Une vision que n’est pas loin de partager un jeune viticulteur, installé en 2018 en cave coopérative, qui ne s’en sort que grâce au fermage gratuit de son père et au salaire de son épouse. Pour sortir de la panade, il n’y a que la force du collectif qui vaille pour lui : « il faut tous se mettre ensemble pour établir un prix de base. Aujourd’hui, on travaille la vigne pour perdre de l’argent. Il faut des solutions très très vite. La vigne va bientôt commencer à pousser et nous n’aurons plus le temps pour manifester. » Alors que les vignerons bordelais sont peu sanguins, notamment vis-à-vis de leurs collègues du Midi, la pression semble désormais telle que les actions deviennent récurrentes, quoiqu’avec un noyau réduit de participants.
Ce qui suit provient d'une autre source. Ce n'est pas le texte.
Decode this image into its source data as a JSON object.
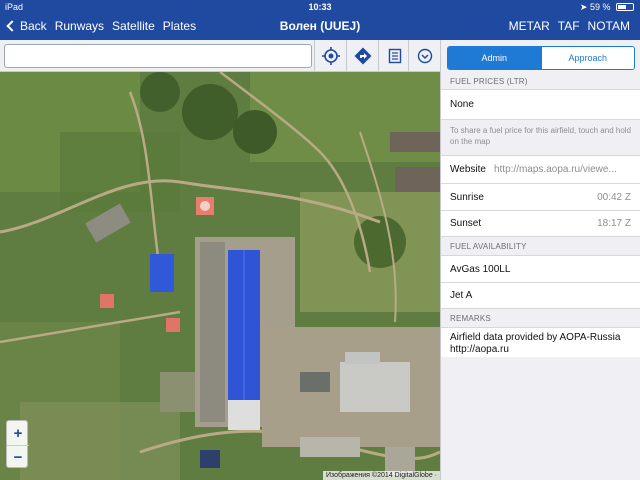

« Nous verrons quelle sera la prochaine action. Nous pourrions aller chez un distributeur, un négociant… Ou l’interprofession (CIVB) ou l’ODG (Organisme de Défense et de Gestion des AOC Bordeaux et Bordeaux Supérieur) » esquisse Didier Cousiney. « Il faut trouver une solution pour sortir de l’impasse » poursuit Christophe Duharte, trésorerie adjoint du collectif, concluant : « on doit arriver à un accord. Si au lieu de nous acheter le tonneau à 700 ce serait 1 200 euros, tout le monde s’y retrouverait. Le gérant de Raymond nous dit qu’avec ses vins vendus 1,89 € il se dégage une marge pour faire tourner son affaire. Ce n’est pas le cas de nous autres… Il faudrait les mêmes règles du jeu. »
* : Si les manifestants épinglent également le vin de Bordeaux à 1,89 € proposé par E.Leclerc, ils s’étranglent d’entendre que Lidl menacerait de suspendre les négociations sur les vins de Bordeaux et même d’en acheter à l’avenir… Contacté, le service de presse de Lidl n’a pas donné suite au moment de la publication.
Arrivés à 6 heures du matin...
... les manifestants ont installé leurs engins, pendus, panneaux et affiches devant le négoce.
Si Lidl est visé...
...Leclerc l'est également.
Dans l'agglomération bordelaise se trouvent toujours lesdites bouteilles en magasin.